Amaç: Kliniğimizde laparoskopik yöntemle gerçekleştirilen tubal ligasyon vakalarını incelemek.
Yöntem: 1996-1998 yılları arasında, Kocaeli Üniversitesi Tıp Fakültesi Kadın Hastalıkları ve Doğum Anabilim Dalı'nda yapılan 38 laparoskopik tubal ligasyon vakası değerlendirilmiştir.
Bulgular: 98 tubal ligasyon vakasından 38 (% 38.78)'i laparoskopik yolla yapılmıştır. Laparoskopik tubal sterilizasyon yapılan 38 vakanın yaş ortalaması 36.7±4.65 idi. Hastanemize laparoskopik tubal sterilizasyon için başvuran kadınların % 34.21'inde en az bir tane D&C öyküsü vardı ve bunların çoğunluğu etkili bir kontraseptif metod kullanmamaktaydı. Laparoskopik tubal sterilizasyon için, bipolar elektrokoterizasyon (% 60.53), unipolar elektrokoterizasyon (% 34.21) ve endoklip (% 5.26) yöntemleri kullanmıştı.
Sonuç: Laparoskopik tubal sterilizasyon, insizyonun küçük olması, kısa operasyon ve hastanede kalma süresi, aynı zamanda pelvik organların gözlenebilmesi ve eğitimli kişiler tarafından yapıldığında komplikasyonların az olması sebebiyle, diğer cerrahi sterilizasyon metodlarına göre daha avantajlıdır.
Anahtar kelimeler: Laparoskopi, tubal sterilizasyon, kontrasepsiyon

RİJİD ÜRETEROSKOPİK GİRİŞİMLERDE BAŞARISIZLIK NEDENLERİ, KOMPLİKASYONLAR VE ÇÖZÜM YOLLARI
Yard.Doç.Dr. İsa ÖZBEY, Yard.Doç.Dr. Yılmaz AKSOY, Dr. Okan BİÇGİ, Yard.Doç.Dr. Özkan POLAT, Doç.Dr. Azam DEMİREL, Prof.Dr.

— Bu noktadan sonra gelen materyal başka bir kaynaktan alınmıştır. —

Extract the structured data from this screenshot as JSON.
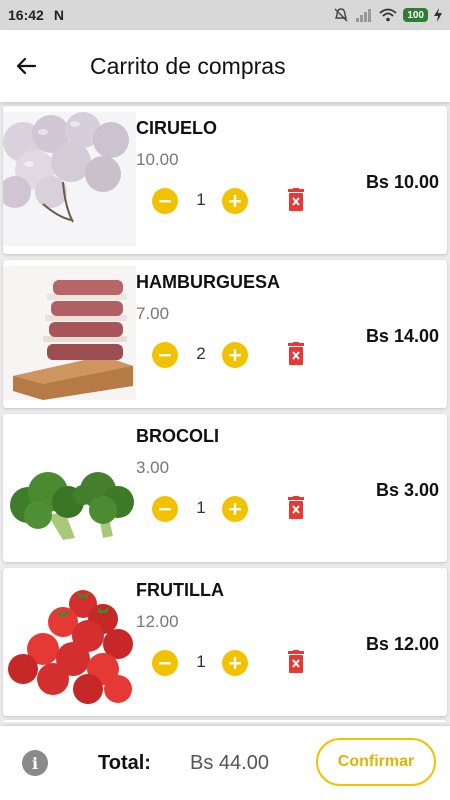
{
  "status_bar": {
    "time": "16:42",
    "notification_letter": "N",
    "battery": "100"
  },
  "app_bar": {
    "title": "Carrito de compras",
    "back_icon": "arrow-left-icon"
  },
  "cart": {
    "items": [
      {
        "name": "CIRUELO",
        "price": "10.00",
        "quantity": "1",
        "total": "Bs 10.00",
        "image": "cherries"
      },
      {
        "name": "HAMBURGUESA",
        "price": "7.00",
        "quantity": "2",
        "total": "Bs 14.00",
        "image": "burger-patties"
      },
      {
        "name": "BROCOLI",
        "price": "3.00",
        "quantity": "1",
        "total": "Bs 3.00",
        "image": "broccoli"
      },
      {
        "name": "FRUTILLA",
        "price": "12.00",
        "quantity": "1",
        "total": "Bs 12.00",
        "image": "strawberries"
      }
    ]
  },
  "footer": {
    "total_label": "Total:",
    "total_value": "Bs 44.00",
    "confirm_label": "Confirmar"
  },
  "colors": {
    "accent": "#f2c200",
    "delete": "#e53935"
  }
}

Güray OKYAR

Özbey İ, Aksoy Y, Biçgi O, Polat Ö, Demirel A, Okyar G: Rijid üreteroskopik girişimlerde başarısızlık nedenleri komplikasyonlar ve çözüm yolları. End-Lap. ve Minimal İnvaziv Cerrahi Derg. 6:14-17, 1999

Amaç: Tanı ve tedavi amacıyla uygulanan rijid üreteroskopik (URS) girişimlerde başarısızlık nedenlerini ve meydana gelen komplikasyonları araştırmaktadır.

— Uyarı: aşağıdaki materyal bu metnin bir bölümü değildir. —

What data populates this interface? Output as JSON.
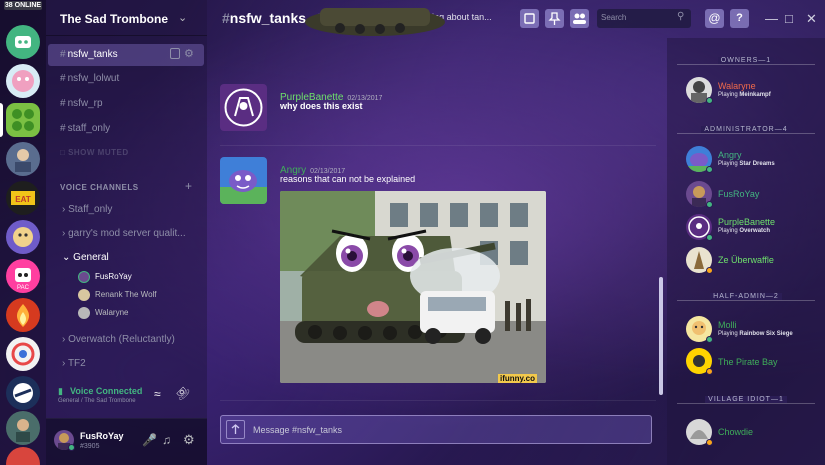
{
  "rail": {
    "online_count": "38 ONLINE",
    "servers": [
      {
        "name": "server-1",
        "color": "#43b581"
      },
      {
        "name": "server-2",
        "color": "#c7e3f0"
      },
      {
        "name": "server-3",
        "color": "#7ab84b"
      },
      {
        "name": "server-4",
        "color": "#5a6d8f"
      },
      {
        "name": "server-5",
        "color": "#2a2a2a"
      },
      {
        "name": "server-6",
        "color": "#6f5cc9"
      },
      {
        "name": "server-7",
        "color": "#ff3fa0"
      },
      {
        "name": "server-8",
        "color": "#ff8a3d"
      },
      {
        "name": "server-9",
        "color": "#e84848"
      },
      {
        "name": "server-10",
        "color": "#1c2f5a"
      },
      {
        "name": "server-11",
        "color": "#4a6d6a"
      },
      {
        "name": "server-12",
        "color": "#d8453d"
      }
    ]
  },
  "guild": {
    "name": "The Sad Trombone"
  },
  "channels": {
    "text": [
      {
        "label": "nsfw_tanks",
        "selected": true
      },
      {
        "label": "nsfw_lolwut"
      },
      {
        "label": "nsfw_rp"
      },
      {
        "label": "staff_only"
      }
    ],
    "show_muted": "SHOW MUTED",
    "voice_header": "VOICE CHANNELS",
    "voice": [
      {
        "label": "Staff_only"
      },
      {
        "label": "garry's mod server qualit..."
      },
      {
        "label": "General",
        "expanded": true
      },
      {
        "label": "Overwatch (Reluctantly)"
      },
      {
        "label": "TF2"
      }
    ],
    "general_users": [
      "FusRoYay",
      "Renank The Wolf",
      "Walaryne"
    ]
  },
  "voice_status": {
    "title": "Voice Connected",
    "subtitle": "General / The Sad Trombone"
  },
  "user": {
    "name": "FusRoYay",
    "tag": "#3905"
  },
  "header": {
    "channel": "nsfw_tanks",
    "topic": "Because the admins like talking about tan...",
    "search_placeholder": "Search"
  },
  "messages": [
    {
      "author": "PurpleBanette",
      "author_color": "#6ee06b",
      "time": "02/13/2017",
      "text": "why does this exist"
    },
    {
      "author": "Angry",
      "author_color": "#3fae5a",
      "time": "02/13/2017",
      "text": "reasons that can not be explained",
      "image_caption": "ifunny.co"
    }
  ],
  "composer": {
    "placeholder": "Message #nsfw_tanks"
  },
  "members": {
    "groups": [
      {
        "role": "OWNERS—1",
        "members": [
          {
            "name": "Walaryne",
            "color": "#f06a4b",
            "status": "online",
            "playing": "Playing",
            "game": "Meinkampf"
          }
        ]
      },
      {
        "role": "ADMINISTRATOR—4",
        "members": [
          {
            "name": "Angry",
            "color": "#43b581",
            "status": "online",
            "playing": "Playing",
            "game": "Star Dreams"
          },
          {
            "name": "FusRoYay",
            "color": "#43b581",
            "status": "online",
            "playing": "",
            "game": ""
          },
          {
            "name": "PurpleBanette",
            "color": "#6ee06b",
            "status": "online",
            "playing": "Playing",
            "game": "Overwatch"
          },
          {
            "name": "Ze Überwaffle",
            "color": "#6ee06b",
            "status": "idle",
            "playing": "",
            "game": ""
          }
        ]
      },
      {
        "role": "HALF-ADMIN—2",
        "members": [
          {
            "name": "Molli",
            "color": "#3fae5a",
            "status": "online",
            "playing": "Playing",
            "game": "Rainbow Six Siege"
          },
          {
            "name": "The Pirate Bay",
            "color": "#3fae5a",
            "status": "idle",
            "playing": "",
            "game": ""
          }
        ]
      },
      {
        "role": "VILLAGE IDIOT—1",
        "members": [
          {
            "name": "Chowdie",
            "color": "#3fae5a",
            "status": "idle",
            "playing": "",
            "game": ""
          }
        ]
      }
    ]
  },
  "colors": {
    "online": "#43b581",
    "idle": "#faa61a",
    "accent": "#7289da"
  }
}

Yöntem: Yüzyetmişaltı hastada, toplam 184 üreteroskopik girişim yapıldı. Hastaların 116'sı erkek, 60'ı kadındı. Yaş ortalaması 39.8 yılı (2-69) idi. URS endikasyonlarını 175 girişimde üreter taşı, 9 girişimde ise üreter darlığı, Double J (DJ) kateter migrasyonu ve üreterde dolma defekti gibi patolojiler oluşturmuştur.

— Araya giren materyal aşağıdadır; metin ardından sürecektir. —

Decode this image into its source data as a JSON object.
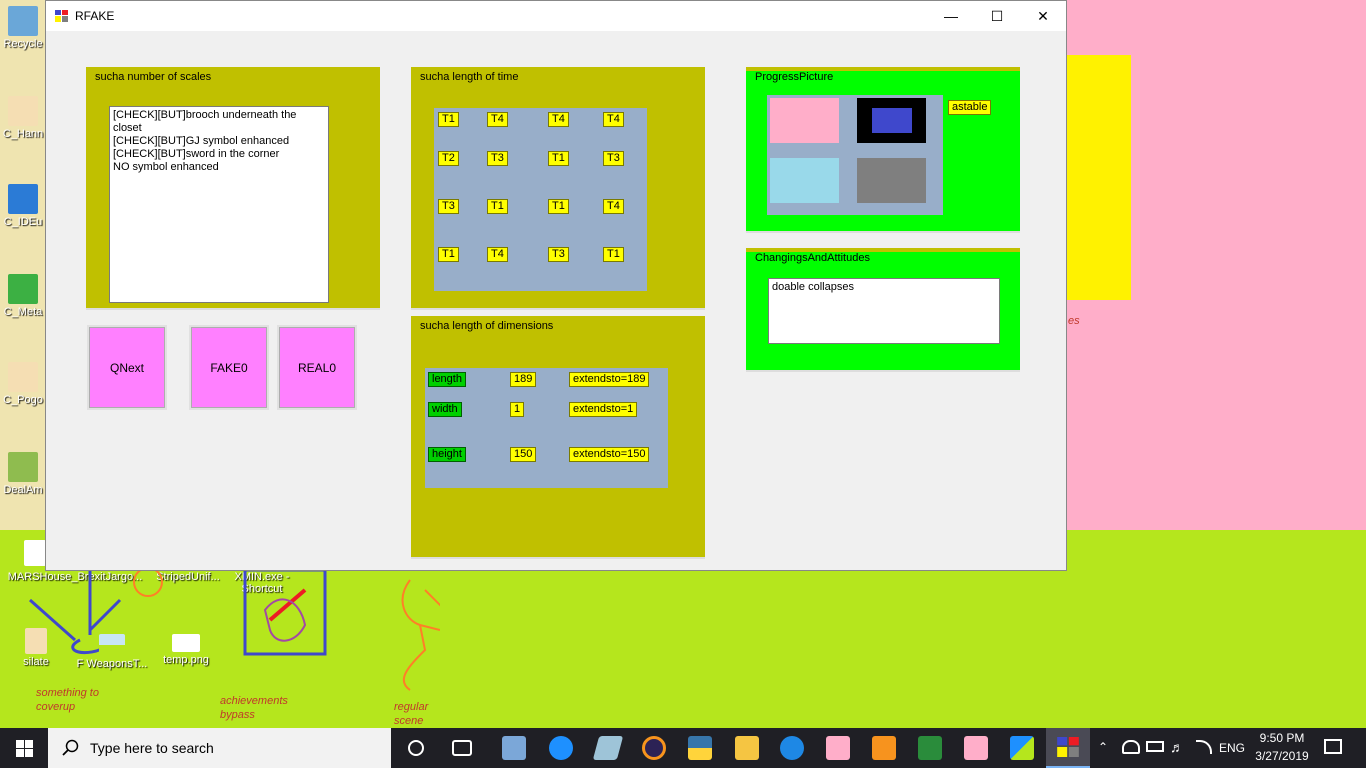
{
  "desktop": {
    "icons": [
      {
        "label": "Recycle",
        "color": "#6aa7d8"
      },
      {
        "label": "C_Hann",
        "color": "#f5deb3"
      },
      {
        "label": "C_IDEu",
        "color": "#2b7bd6"
      },
      {
        "label": "C_Meta",
        "color": "#3cb043"
      },
      {
        "label": "C_Pogo",
        "color": "#f5deb3"
      },
      {
        "label": "DealAm",
        "color": "#8fbc4f"
      },
      {
        "label": "MARSHouse_BrexitJargo...",
        "color": "#ffffff"
      },
      {
        "label": "StripedUnif...",
        "color": "#ffffff"
      },
      {
        "label": "XMIN.exe - Shortcut",
        "color": "#ffffff"
      },
      {
        "label": "silate",
        "color": "#f5deb3"
      },
      {
        "label": "F WeaponsT...",
        "color": "#c8e6f5"
      },
      {
        "label": "temp.png",
        "color": "#ffffff"
      }
    ],
    "notes": {
      "note1": "something to coverup",
      "note2": "achievements bypass",
      "note3": "regular scene",
      "note4": "es"
    }
  },
  "window": {
    "title": "RFAKE",
    "controls": {
      "minimize": "—",
      "maximize": "☐",
      "close": "✕"
    },
    "scales": {
      "label": "sucha number of scales",
      "items": [
        "[CHECK][BUT]brooch underneath the closet",
        "[CHECK][BUT]GJ symbol enhanced",
        "[CHECK][BUT]sword in the corner",
        "NO symbol enhanced"
      ]
    },
    "buttons": {
      "qnext": "QNext",
      "fake": "FAKE0",
      "real": "REAL0"
    },
    "time": {
      "label": "sucha length of time",
      "grid": [
        [
          "T1",
          "T4",
          "T4",
          "T4"
        ],
        [
          "T2",
          "T3",
          "T1",
          "T3"
        ],
        [
          "T3",
          "T1",
          "T1",
          "T4"
        ],
        [
          "T1",
          "T4",
          "T3",
          "T1"
        ]
      ]
    },
    "dimensions": {
      "label": "sucha length of dimensions",
      "rows": [
        {
          "name": "length",
          "value": "189",
          "extend": "extendsto=189"
        },
        {
          "name": "width",
          "value": "1",
          "extend": "extendsto=1"
        },
        {
          "name": "height",
          "value": "150",
          "extend": "extendsto=150"
        }
      ]
    },
    "progress": {
      "label": "ProgressPicture",
      "badge": "astable",
      "swatches": {
        "pink": "#ffaec9",
        "black": "#000000",
        "blue_inner": "#3f48cc",
        "lightblue": "#99d9ea",
        "gray": "#7f7f7f"
      }
    },
    "changes": {
      "label": "ChangingsAndAttitudes",
      "text": "doable collapses"
    }
  },
  "taskbar": {
    "search_placeholder": "Type here to search",
    "time": "9:50 PM",
    "date": "3/27/2019",
    "lang": "ENG",
    "apps": [
      "task-view",
      "store",
      "edge",
      "sketch",
      "eclipse",
      "python",
      "explorer",
      "search-app",
      "app-1",
      "app-2",
      "app-3",
      "app-4",
      "app-5",
      "app-6"
    ]
  }
}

Bulgular: Girişimlerin % 82.44'ünde (152/184) başarılı olunurken, % 17.56'sında (32/184) başarısız kalınmıştır. En sık başarısızlık nedenleri, taşın böbreğe kaçması, ödem kanama, üreterde kinkleşme ve elektrohidrolik litotripsi (EHL) ile taşın kırılmaması şeklinde idi. Minör komplikasyon olarak % 24.4 mukozal laserasyon, % 7.6 infeksiyon ve % 2.17 kanama görülürken, majör komplikasyonlardan üreter perforasyonu yalnızca 1 vakada (% 0.54) görüldü. Uzun dönemde hiçbir vakada üreter darlığı gözlenmedi.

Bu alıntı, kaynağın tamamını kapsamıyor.